Lo he escuchado tantas veces... Y sin embargo tengo que decirlo: a mí me ha pasado de verdad, no es una fantasía de la mente ni algo traumático. O sentirme perseguido en mi imaginación.

 

Aprendí herrería. Mi nombre es Petre. Mi espíritu es de aldeano, siempre fui aldeano. Podría decir que aprendí herrería de casualidad porque me encontré con un hombre muy muy bueno que no discriminaba.

Al comienzo me miró, me lo dijo de una manera directa pero no por ofenderme:

-¿Eres un piel cobriza?

-Sí -asentí, ya con temor de ser rechazado.

-Ven. ¿Quieres aprender a forjar el metal?

-Sí, me gustaría mucho.

-Entonces te enseñaré.

-No tengo para pagarte.

-No me tendrás que pagar, te daré un albergue detrás de mi casa y te daré comida, pero mientras aprendes serás mi ayudante.

-No tengo como agradecerle -exclamé. Me dijo que se llamaba Elías, le dije que mi nombre era Petre. Le conté mi historia. Teníamos una comunidad en un valle y vinieron unos soldados y nos atacaron. Yo era pequeño, masacraron a todo el valle.

El herrero Elías me miró.

-¿Por qué?

-No me olvido del rostro de algunos de ellos a pesar de que pasaron tantos años. Era un niño, me había escondido en unas parvas de heno y no me vieron. Dijeron: "El rey blanco debe estar contento de que acabamos con todos los pieles cobrizas".

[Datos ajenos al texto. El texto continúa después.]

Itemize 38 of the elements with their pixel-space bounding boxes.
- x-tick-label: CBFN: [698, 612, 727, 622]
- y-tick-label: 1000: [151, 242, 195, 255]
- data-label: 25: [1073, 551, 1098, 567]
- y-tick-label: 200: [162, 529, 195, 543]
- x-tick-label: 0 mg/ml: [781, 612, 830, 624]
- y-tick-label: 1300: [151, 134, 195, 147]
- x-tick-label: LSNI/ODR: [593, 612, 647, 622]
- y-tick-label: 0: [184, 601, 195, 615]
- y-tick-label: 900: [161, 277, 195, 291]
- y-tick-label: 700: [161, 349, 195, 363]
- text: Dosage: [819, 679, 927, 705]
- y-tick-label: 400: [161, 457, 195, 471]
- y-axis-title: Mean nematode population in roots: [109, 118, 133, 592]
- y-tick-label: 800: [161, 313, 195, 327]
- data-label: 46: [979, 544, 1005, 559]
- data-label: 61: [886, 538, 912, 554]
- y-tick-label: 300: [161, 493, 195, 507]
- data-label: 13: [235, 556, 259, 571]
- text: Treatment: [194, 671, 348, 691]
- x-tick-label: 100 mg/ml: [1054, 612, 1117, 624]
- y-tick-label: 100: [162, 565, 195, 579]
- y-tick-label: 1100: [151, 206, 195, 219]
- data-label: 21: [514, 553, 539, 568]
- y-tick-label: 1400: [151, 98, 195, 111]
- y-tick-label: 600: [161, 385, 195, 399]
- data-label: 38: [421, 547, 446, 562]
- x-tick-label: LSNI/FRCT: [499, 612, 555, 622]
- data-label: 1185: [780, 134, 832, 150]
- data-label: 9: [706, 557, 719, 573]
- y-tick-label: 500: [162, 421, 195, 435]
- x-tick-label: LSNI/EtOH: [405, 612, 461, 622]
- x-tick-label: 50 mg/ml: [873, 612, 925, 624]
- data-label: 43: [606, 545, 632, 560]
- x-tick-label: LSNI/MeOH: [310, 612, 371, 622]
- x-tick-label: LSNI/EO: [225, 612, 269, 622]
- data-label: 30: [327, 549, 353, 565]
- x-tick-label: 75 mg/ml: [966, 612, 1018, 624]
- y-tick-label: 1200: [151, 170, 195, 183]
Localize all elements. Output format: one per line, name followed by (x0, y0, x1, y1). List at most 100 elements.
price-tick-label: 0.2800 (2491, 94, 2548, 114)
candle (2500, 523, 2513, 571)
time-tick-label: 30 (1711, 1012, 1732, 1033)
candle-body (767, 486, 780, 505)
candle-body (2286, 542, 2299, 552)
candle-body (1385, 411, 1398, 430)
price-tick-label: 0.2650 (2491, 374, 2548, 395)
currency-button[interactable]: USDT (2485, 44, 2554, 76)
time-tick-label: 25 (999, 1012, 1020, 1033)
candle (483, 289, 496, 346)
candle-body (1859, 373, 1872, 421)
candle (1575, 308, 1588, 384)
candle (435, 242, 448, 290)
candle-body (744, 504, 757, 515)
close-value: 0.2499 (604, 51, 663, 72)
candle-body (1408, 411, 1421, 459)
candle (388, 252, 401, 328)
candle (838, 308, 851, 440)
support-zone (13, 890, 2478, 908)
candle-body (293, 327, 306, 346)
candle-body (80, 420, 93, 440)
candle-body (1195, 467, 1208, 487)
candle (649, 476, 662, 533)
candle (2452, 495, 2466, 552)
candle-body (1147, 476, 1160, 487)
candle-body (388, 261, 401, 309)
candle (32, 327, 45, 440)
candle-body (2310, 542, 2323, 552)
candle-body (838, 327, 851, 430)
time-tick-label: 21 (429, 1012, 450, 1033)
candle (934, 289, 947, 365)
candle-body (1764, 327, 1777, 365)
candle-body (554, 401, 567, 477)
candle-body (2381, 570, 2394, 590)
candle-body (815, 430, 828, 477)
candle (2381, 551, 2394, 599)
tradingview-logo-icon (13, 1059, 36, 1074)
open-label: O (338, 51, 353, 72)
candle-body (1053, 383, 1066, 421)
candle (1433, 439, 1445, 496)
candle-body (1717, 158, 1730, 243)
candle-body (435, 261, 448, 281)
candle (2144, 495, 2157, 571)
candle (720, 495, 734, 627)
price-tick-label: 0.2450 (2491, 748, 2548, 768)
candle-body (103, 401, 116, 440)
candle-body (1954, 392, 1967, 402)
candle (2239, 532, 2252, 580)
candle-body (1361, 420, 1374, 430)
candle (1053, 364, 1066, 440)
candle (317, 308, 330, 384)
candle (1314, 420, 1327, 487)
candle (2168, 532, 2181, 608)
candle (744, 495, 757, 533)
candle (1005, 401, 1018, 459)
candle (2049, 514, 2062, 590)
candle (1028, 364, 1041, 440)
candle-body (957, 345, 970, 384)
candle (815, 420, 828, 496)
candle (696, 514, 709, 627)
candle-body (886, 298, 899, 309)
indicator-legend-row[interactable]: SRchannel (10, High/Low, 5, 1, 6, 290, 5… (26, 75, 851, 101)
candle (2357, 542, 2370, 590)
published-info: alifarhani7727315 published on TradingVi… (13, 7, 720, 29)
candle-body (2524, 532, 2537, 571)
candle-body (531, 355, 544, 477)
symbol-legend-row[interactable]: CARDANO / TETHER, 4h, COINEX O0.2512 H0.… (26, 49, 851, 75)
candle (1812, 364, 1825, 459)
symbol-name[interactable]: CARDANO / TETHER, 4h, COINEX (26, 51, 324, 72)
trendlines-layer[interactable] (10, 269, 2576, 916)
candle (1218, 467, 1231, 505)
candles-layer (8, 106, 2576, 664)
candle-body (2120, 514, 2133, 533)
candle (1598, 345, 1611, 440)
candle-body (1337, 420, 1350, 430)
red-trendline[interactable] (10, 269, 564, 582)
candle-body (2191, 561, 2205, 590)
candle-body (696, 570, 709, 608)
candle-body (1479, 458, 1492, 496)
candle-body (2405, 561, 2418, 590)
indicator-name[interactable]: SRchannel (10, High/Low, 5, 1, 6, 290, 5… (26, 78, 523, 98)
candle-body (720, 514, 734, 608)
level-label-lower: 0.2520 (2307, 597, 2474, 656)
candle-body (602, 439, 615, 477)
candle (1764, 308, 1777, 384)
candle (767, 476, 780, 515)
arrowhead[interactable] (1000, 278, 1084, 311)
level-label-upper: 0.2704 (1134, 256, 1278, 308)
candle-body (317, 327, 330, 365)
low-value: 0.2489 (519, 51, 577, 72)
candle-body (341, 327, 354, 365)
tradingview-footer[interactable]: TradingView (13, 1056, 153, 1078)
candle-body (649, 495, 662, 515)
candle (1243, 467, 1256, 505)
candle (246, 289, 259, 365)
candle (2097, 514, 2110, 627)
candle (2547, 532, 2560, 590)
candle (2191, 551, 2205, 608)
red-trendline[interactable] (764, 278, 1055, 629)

-Lo lamento, hijo -me dijo el herrero, no se puede volver al pasado, no se puede hacer nada.

 

El hombre era viudo sin hijos, y mientras me enseñaba el arte de la herrería, un oficio digno y valioso, me dijo:

-Con esto seguramente tendrás un buen futuro. Hay dos cosas que piden: espadas y herraduras para los caballos. Mientras tú cumplas nadie se meterá contigo. Los herreros somos valiosos, nadie los mata. Adopta un perfil bajo, no te metas con nadie. No hace falta que seas servil pero sí atento.

-¿Y qué hago con mi interior? -le pregunté.

-No entiendo, Petre.

-Claro, en mi cabeza tengo mil ideas; siempre quise ser noble, tener una buena vida, vivir en un lugar cálido en invierno y fresco en verano, poder bañarme en una tina con agua tibia cuando cae la nieve, tener ropa para cambiarme, botas nuevas.

-¿Estás disconforme con tu vida, Petre?

-¡Ay! No sé, no sé lo que siento por dentro.

-¿Has tenido pareja?

-He salido con un par de chicas pero no... no les habré caído en gracia. Una era muy afectuosa, me acariciaba el cabello y me decía: "Eres un buen joven".

Elías frunció el ceño y me dijo:

-¿Eso te parece mal?

-Sí, me parece mal, me parece mal porque me da la impresión que cuando una mujer te acaricia y te dice: "Eres una buena persona, qué bueno que eres", te está mirando con ojos de hermana, ¡je, je! Si le atraes a una mujer no te dice "Qué bueno que eres".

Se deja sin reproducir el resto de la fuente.